JAKARTA – Pemimpin Tertinggi Gereja Katolik se-Dunia juga Kepala Negara Vatikan, Paus Fransiskus mengungkapkan rasa kagumnya akan Terowongan Silaturahmi yang dimaksud menghubungkan antara Masjid Istiqlal dengan Gereja Katedral. Terowongan itu dinilai dapat menciptakan hubungan lalu ikatan antarsesama.
“Terowongan itu dibangun dari satu sisi ke sisi lain untuk menciptakan hubungan antaradua tempat yang tersebut berbeda kemudian berjauhan. Inilah yang diadakan lorong bawah tanah: menghubungkan, yaitu menciptakan ikatan,” ujar Paus pada rapat dengan Tokoh Lintas Agama dalam Masjid Istiqlal, Jakarta, Kamis (5/9/2024).
Dia mengungkapkan bahwa banyak orang yang digunakan berpikir bahwa perjumpaan antara agama-agama adalah perihal mencari titik temu antara doktrin juga pengakuan agama yang tersebut berbeda dengan segala cara. Padahal kenyataannya, lanjut Paus, pendekatan semacam itu mampu sekadar berakhir dengan memecah belah umat akibat doktrin serta dogma mempunyai pengalaman keagamaan berbeda.
“Yang benar-benar mendekatkan kita adalah menciptakan hubungan antara perbedaan-perbedaan kita, dengan menjaga agar ikatan persahabatan, perhatian, juga timbal balik tumbuh. Itu adalah hubungan pada mana masing-masing pihak terbuka untuk pihak lain, dalam mana kita berikrar untuk mencari kebenaran dengan dengan belajar dari tradisi agama pihak lain; untuk saling memenuhi permintaan manusia kemudian spiritual,” tutur dia.

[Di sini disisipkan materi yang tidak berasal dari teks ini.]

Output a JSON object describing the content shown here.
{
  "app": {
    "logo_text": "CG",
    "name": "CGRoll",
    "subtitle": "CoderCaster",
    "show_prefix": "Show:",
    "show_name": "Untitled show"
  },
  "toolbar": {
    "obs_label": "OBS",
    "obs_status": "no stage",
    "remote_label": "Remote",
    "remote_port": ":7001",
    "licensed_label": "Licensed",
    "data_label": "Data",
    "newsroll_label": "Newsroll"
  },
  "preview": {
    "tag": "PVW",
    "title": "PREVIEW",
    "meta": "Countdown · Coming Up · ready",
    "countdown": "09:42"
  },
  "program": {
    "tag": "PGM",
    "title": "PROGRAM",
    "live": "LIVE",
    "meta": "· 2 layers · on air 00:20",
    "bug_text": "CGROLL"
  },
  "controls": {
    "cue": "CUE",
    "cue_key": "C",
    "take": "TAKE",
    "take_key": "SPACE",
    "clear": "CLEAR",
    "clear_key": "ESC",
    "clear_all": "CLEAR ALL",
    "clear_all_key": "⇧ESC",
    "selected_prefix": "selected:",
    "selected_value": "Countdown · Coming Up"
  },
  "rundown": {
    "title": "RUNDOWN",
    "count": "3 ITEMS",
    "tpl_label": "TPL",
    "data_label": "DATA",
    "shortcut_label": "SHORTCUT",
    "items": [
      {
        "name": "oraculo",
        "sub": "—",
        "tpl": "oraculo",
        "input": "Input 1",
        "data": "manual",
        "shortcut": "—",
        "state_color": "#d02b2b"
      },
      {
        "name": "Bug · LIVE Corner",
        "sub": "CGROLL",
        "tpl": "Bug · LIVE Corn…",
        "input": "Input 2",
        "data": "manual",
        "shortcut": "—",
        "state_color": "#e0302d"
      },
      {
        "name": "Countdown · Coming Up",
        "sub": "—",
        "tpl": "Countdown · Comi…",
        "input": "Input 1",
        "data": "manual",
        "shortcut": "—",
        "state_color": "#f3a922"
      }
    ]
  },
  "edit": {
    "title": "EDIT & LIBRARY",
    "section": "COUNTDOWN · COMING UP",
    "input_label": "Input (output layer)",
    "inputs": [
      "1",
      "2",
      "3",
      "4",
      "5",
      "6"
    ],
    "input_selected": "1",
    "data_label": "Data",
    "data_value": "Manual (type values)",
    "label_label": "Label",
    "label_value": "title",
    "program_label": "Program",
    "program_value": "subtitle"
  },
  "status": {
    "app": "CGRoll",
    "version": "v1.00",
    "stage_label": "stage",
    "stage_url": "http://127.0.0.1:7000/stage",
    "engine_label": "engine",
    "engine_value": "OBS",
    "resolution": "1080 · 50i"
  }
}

Lebih lanjut, Paus menyatakan bahwa hal itu merupakan sebuah ikatan untuk bekerja sama, forward bersatu pada mengejar suatu tujuan, pada membela martabat manusia, di memerangi kemiskinan, pada memajukan perdamaian.
“Persatuan lahir dari ikatan persahabatan pribadi, dari rasa saling menghormati, dari saling mempertahankan ruang lalu ide orang lain. Semoga Anda terus-menerus menjaganya,” terangnya.